Data protectioni Requirements for registration
In addition to the LGPD, which was enacted in 2018 and will come into force in 2020, a principle in the Federal Constitution already protects employees' intimacy and privacy.
Employee personal data that can be requested by the employer is that which is inherent to the hiring of an employee (in order to fulfil the employment agreement), as well as that which is required by labour legislation. Such personal data does not include sensitive data.
Employee personal medical data may not be disclosed to third parties, and it is certain that only the employee, his or her private physician, or the company's physician may have access to such information. If it should be necessary to use the medical data, the employee must provide his or her express consent.
Employee data that may be required by the government includes that which relates to the federal government through the annual report on social information, the general report on employment and unemployment, and the severance fund payment receipt and social security information. It is also advisable to inform the Federal Savings Bank regarding the transfer, so that the employees' severance fund accounts will not be split.

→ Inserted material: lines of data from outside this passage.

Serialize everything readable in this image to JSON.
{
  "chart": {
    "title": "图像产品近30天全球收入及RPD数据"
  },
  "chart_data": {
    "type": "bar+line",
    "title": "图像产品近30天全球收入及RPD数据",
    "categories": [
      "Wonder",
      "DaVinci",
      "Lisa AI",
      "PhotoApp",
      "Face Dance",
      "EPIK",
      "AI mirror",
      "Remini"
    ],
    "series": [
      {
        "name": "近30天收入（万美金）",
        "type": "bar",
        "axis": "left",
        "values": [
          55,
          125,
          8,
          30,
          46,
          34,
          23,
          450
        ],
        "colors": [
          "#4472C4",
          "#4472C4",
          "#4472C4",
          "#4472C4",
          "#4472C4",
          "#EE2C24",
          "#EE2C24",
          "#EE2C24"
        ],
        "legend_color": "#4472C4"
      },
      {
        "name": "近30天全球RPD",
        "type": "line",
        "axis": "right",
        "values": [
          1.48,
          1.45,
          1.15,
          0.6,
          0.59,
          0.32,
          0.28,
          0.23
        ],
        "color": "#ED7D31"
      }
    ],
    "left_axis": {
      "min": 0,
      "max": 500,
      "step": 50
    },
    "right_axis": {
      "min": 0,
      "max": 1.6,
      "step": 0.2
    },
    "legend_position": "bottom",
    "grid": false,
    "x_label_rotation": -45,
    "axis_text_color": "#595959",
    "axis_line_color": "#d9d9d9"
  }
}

This is done by means of a special form requesting the transfer of accounts, where employer is required to provide employee data.
On account of the constitutional principle of the right to privacy, information on employees cannot be made available to third parties, unless the employee provides his or her express consent.
Brazilian law provides that the business group is the sole employer, which is why the transfer of information about employees of a Brazilian subsidiary to its headquarters is possible, provided that access to such information is limited to the headquarters (i.e., not made available to third parties) and the transfer can be justified for purposes of fulfilling the obligations in the employment agreement.
It is recommended that the use of data, and the transfer and maintenance of information in a database handled by third parties, be preceded by express authorisation of the employee. In addition, the company should include such terms in employment contracts or even maintain a policy related to the protection of personal data, in the sense of stating what data will be used, transferred and maintained in databases used by third parties, together with the express agreement of the employee. Likewise, it is also recommended that the policy state that the company's systems are monitored and that any personal data entered by the employee on the company's system may be at risk of disclosure.ii Background checks
The CLT has no specific provisions on what types of background checks an employer may conduct to investigate a job applicant or an employee during the employment relationship, and there are also no provisions setting out limits on employers undertaking such investigations. Thus, background checks are reviewed according to the principles of the Federal Constitution related to the protection of employees' intimacy and privacy. Certain practices related to background checks can be adopted by employers, provided that they are reasonable and proportional to the work to be performed by the employee.
Background checks related to education, previous jobs (position, period of employment, salaries and benefits) and other information, such as registrations with professional class councils, can be conducted by the employer, as well as a background check requesting an employee's criminal record, as long as this can be reasonably justified. However, a criminal record check may only be conducted in connection with a position that merits such a check or a position in a financial area or that requires the handling of client funds. Checking the employee's financial condition with credit institutions is also permitted. Whenever a background check is conducted, the company must obtain the prior express consent of the employee (otherwise, if the employee is not hired or has his or her contract terminated, he or she may claim discrimination or invasion of privacy, or both, and seek monetary damages).